Das Cover an sich ist wunderschön und passt in meinen Augen auch perfekt zum Thema des Buches. Der Klappentext hat neugierig auf mehr gemacht und auch der Anfang des Buches klang vielversprechend. Allerdings hat mich letztendlich weder der Inhalt noch die Charaktere wirklich überzeugen können.

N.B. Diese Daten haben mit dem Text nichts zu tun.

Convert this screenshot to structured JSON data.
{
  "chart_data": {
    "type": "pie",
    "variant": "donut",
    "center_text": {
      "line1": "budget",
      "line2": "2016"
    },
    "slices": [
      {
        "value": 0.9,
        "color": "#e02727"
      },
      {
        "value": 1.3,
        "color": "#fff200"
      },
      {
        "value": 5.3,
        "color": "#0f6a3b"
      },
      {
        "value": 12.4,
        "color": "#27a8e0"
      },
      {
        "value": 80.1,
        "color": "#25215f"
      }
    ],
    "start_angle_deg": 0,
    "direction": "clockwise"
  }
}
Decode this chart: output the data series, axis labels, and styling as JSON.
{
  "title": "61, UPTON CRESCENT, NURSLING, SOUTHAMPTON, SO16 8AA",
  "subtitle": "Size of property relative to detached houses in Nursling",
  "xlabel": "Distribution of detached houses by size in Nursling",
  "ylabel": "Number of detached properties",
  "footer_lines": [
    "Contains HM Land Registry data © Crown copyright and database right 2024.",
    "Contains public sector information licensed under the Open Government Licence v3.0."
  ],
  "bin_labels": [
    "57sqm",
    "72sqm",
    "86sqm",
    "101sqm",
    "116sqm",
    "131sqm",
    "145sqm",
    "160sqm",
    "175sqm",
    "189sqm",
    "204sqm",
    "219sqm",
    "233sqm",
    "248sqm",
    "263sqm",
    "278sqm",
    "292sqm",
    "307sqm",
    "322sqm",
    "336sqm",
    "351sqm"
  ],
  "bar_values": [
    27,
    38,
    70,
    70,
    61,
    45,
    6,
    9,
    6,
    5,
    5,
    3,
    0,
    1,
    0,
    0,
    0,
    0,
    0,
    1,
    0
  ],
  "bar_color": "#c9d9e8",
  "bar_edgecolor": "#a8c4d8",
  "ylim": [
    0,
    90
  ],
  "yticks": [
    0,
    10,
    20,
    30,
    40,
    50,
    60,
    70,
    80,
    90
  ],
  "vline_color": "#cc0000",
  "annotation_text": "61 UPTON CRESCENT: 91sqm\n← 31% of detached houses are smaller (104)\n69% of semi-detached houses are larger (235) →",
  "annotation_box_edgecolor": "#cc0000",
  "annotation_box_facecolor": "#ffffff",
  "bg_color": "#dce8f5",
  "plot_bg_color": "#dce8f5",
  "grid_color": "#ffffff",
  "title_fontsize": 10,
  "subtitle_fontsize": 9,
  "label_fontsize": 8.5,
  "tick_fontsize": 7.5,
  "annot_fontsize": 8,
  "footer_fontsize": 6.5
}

Theo und Avery zusammen waren wirklich süß und ich finde es gut, dass ihre Gefühle langsam entstanden sind und nicht zu übereilt. Allerdings war mir bereits ab dem ersten Kapitel aus Theos Sicht eine Tatsache bewusst, die sich auch in bewahrheitet hat und so die Geschichte doch sehr voraussehbar macht. Auch hatte ich das Gefühl, dass man in dem Buch versucht hat mehrere Probleme auf einmal zu behandeln um diesen mehr Inhalt zu geben. Mir persönlich war es jedoch zu viel, stattdessen hätte man sich auf eine Hauptprobelmatik - Averys Unfall oder die anderen Umstände - fokussieren sollen, da es so erzwungen wirkte. Was mir ebenfalls aufgefallen ist, ist dass besonders ein Charakter in meinen Augen 'unnötigerweise' mehr in den Fokus genommen wurde. Vielleicht, um Theorien im Kopf des Lesers hervorzurufen, jedoch in meinen Augen überflüssig. Es wirkte, als sei sich die Autorin nicht sicher, ob sie dem Charakter nun einen höheren Stellenwert geben will oder nicht, auch wenn diese für eine bestimmte Wendung notwendig gewesen ist. Was ich ebenfalls schade fand war die Übermittlung von Emotionen. Bei mir kamen sie nicht wirklich an, bis auf die letzten Kapitel, wo ich das Knistern und die Gefühle stark empfinden konnte. Was unter anderem auch damit zusammenhängen könnte, dass manche Szenen zu kurz und somit zu oberflächlich wirkten. Schade.